The following is a list of ways to encourage children to play with sounds and words by
practicing different types of patterns (e.g., ones you see, one you hear, or ones that involve
movement, counting, and imitating).

• Play traditional hand-clapping games such as “Patty Cake” and “Miss Mary Mack.”

• Gather paper and crayons and have your child draw a picture of a rhyming sentence such as “Dad is glad,” or “A
frog sat on the log.” Talk about the rhyming words and how they sound alike. Have the child think of other words that
rhyme and make up his/her own sentence using new rhyming words.

• Give the child four words, three of which rhyme. Ask the child to identify the word that does not rhyme. For example,
if you said “bell, box, fell, tell,” the child would identify “box” as the word that does not rhyme with the others.

• When reading books to your child that contain rhyming words, emphasize the rhyming words as you read. Dr. Seuss books are great for this activity. After reading a book, ask your child to remember as many of the rhyming words as he/she can.

• While sitting around the dinner table, play a game of “Telephone.” Whisper a 5–7 word sentence in the person’s ear to your right and have that person whisper in the ear of the person to his/her right.
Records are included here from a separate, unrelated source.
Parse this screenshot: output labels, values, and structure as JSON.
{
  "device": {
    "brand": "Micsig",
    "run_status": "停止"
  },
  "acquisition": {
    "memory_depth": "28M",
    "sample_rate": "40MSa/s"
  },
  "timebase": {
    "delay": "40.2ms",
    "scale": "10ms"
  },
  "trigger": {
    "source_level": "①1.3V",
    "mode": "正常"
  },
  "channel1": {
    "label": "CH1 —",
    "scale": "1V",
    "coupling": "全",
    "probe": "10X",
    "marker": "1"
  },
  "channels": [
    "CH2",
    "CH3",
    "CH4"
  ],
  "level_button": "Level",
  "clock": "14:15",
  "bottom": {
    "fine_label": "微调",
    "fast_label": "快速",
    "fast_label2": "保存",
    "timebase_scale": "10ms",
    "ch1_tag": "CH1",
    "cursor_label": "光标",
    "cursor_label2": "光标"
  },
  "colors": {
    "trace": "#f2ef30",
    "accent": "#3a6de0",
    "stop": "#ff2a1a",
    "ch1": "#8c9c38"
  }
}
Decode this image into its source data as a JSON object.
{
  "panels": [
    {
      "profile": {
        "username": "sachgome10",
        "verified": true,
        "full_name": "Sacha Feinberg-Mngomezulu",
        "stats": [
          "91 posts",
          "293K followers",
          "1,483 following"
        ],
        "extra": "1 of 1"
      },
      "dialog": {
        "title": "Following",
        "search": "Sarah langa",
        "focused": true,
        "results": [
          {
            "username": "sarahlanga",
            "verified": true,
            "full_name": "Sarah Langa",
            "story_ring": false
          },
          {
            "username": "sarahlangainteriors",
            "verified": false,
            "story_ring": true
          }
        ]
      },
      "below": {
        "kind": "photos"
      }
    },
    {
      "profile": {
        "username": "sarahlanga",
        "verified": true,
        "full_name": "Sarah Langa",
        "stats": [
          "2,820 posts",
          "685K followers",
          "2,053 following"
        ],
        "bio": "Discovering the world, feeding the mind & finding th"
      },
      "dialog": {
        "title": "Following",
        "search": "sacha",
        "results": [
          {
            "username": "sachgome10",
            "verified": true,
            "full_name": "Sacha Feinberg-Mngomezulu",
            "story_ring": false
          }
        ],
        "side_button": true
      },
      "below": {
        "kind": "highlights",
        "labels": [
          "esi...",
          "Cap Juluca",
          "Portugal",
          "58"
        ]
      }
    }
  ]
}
Continue until each member of the dinner table has a chance to
listen and whisper. The last person to hear the sentence says it aloud.

• While riding in the car, say a sentence to your child but leave the last word blank. Ask your child to provide a rhyming word. For example, say “I see a dog on a _______.” Your child could say, “log,” “hog,” “bog,” or “frog.”

• Tap out the individual words in a sentence. For the sentence, “The sun is shining,” you would tap or clap four times. When the child is able to count the words in a sentence, clap out the syllables in a word and then the sounds in a word.

• Buy inexpensive beads and string at a craft store. Give your child some string and beads and have him or her tie a knot at one end. Say a word and have your child string one bead for each sound he/she hears in the word. You could also use this activity and have the child string beads on the string for each syllable he or she hears. For example, the word “can” would receive three beads when counting sounds and one bead when counting syllables.

Have fun reinforcing these important skills this weekend!